Lehman-Huskamp looks forward to the day's formal “hotwash.” This after-action discussion and evaluation of MUSC’s performance during this drill allows the at-large team to identify strengths and weaknesses during the crisis response and define the lessons learned to guide future responses and avoid repeating errors.
The kids had fun
Gage Hall, a 10-year-old participant in the drill, liked being on the stretcher. A fifth-grader at Jennie Moore Elementary School, he played the part of a child on the bus impaled in the accident.
“My guts started falling out,” he said laughing. “It was intense. It was really fun."
His brothers, Phinley, 8, and Gavin, 12, were also part of the simulation. Their dad, Greg Hall, is an emergency trauma care specialist.
Lehman-Huskamp’s son Ian also played a victim. All the kids involved, in fact, were children of MUSC Health care providers, spending the last days of summer getting a bird’s eye view of what their parents do on a day-to-day basis.
Each of the kids who played victims had student narrators from the MUSC Colleges of medicine, nursing and pharmacy by their side, explaining their conditions and serving as their clinical voices.

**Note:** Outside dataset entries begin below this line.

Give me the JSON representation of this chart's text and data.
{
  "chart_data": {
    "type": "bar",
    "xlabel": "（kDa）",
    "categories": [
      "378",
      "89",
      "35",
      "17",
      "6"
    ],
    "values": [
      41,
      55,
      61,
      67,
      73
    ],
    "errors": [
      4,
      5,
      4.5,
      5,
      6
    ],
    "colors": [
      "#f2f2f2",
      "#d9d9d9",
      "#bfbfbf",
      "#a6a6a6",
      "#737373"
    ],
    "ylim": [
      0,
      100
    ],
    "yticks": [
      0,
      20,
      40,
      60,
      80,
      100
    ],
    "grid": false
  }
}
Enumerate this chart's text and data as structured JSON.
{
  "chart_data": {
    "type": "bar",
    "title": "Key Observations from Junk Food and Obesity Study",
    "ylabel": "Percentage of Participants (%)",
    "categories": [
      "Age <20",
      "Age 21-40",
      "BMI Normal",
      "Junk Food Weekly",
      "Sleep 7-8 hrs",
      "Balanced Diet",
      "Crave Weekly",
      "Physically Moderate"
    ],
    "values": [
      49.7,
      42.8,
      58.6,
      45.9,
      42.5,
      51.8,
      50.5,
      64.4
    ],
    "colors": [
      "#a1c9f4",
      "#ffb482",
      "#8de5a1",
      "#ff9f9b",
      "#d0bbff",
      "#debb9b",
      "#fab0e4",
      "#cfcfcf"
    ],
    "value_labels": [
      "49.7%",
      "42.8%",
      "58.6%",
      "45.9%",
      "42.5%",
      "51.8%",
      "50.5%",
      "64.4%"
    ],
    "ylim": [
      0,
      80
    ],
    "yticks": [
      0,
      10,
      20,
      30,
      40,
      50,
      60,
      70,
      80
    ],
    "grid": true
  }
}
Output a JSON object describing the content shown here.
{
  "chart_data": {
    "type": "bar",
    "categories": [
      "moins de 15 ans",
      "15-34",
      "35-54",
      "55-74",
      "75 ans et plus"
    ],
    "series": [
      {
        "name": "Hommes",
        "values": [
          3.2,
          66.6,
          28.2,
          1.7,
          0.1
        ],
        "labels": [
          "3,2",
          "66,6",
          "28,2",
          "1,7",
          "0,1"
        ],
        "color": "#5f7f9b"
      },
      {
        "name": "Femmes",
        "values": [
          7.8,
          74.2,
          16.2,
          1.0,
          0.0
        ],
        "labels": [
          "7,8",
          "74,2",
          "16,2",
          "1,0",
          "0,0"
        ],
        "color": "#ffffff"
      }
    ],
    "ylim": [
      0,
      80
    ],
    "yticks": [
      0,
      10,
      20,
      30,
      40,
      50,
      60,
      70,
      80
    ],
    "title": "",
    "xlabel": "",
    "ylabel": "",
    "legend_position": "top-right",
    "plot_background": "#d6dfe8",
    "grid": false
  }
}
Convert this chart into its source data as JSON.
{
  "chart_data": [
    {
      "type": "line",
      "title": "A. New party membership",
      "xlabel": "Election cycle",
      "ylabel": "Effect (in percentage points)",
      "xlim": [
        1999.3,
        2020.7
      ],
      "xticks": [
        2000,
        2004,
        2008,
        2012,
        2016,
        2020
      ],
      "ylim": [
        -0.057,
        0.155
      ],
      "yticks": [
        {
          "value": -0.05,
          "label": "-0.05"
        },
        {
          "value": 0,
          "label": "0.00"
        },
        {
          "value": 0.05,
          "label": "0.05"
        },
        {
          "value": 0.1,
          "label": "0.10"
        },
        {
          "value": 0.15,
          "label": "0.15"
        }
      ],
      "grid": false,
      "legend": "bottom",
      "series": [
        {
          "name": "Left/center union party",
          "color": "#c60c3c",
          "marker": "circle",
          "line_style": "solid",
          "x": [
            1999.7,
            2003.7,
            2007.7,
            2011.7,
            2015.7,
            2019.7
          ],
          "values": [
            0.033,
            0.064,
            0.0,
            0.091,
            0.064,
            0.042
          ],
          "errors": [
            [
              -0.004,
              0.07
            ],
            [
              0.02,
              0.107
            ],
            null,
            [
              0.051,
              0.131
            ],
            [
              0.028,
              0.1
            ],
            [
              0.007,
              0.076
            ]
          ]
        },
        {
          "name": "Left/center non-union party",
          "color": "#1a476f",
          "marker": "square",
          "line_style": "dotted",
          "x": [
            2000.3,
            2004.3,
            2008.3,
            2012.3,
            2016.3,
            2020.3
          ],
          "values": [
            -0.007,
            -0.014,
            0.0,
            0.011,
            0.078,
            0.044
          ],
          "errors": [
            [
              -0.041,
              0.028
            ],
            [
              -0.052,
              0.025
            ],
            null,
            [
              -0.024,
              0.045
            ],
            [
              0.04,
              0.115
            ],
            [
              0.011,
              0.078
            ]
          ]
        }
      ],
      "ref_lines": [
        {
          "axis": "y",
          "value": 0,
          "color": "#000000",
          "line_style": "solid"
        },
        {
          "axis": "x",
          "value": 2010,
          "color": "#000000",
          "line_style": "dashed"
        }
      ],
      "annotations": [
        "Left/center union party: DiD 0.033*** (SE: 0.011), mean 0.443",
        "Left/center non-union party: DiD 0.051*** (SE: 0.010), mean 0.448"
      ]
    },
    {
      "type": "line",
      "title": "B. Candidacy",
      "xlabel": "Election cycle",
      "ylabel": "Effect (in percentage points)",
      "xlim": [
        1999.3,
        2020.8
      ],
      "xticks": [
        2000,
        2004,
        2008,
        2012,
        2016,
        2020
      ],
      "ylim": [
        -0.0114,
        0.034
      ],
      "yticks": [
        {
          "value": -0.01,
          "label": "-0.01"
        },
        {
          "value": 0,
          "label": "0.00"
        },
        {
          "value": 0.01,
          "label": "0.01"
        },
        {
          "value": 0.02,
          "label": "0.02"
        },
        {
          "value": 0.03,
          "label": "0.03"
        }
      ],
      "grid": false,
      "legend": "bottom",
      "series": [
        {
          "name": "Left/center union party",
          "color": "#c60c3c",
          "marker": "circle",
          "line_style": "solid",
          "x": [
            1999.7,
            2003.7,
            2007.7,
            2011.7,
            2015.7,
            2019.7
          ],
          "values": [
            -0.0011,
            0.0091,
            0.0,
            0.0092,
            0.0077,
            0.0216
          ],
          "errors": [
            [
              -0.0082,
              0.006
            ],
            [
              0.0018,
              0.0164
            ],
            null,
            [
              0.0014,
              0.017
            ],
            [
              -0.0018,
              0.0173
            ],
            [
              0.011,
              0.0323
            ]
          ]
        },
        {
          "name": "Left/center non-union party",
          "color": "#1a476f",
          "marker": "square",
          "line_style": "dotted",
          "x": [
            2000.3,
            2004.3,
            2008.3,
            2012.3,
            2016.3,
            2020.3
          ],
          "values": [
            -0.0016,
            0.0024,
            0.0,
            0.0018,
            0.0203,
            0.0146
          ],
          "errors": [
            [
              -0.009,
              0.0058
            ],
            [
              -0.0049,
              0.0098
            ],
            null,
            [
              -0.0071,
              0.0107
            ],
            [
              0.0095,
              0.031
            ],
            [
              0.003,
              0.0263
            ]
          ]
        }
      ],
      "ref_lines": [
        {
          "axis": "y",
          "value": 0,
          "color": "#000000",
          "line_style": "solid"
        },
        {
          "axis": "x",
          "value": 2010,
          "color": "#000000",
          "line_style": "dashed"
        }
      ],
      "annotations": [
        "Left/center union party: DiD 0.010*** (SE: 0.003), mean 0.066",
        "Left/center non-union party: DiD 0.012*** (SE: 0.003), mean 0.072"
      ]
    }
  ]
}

Nursing student Alexis Lanford called it extremely educational. “I thought it was great. The reason that I was interested in it was I just finished my population health course, and we did a mass casualty training exercise. It was nowhere near as realistic as this. This was a fascinating learning experience. I learned so much today.”
Rising second-year medical student Michael Troise said the drill went as well as any he saw during his seven years with the U.S. Air Force. “I think anytime someone can jump in on one of these, they should. It’s important, and it’s very educational. You see how everyone interacts on the team. There are always hiccups when it’s a training environment. It’s a great experience.”
In the next six months, MUSC will conduct a no-notice drill, Lehman-Huskamp said.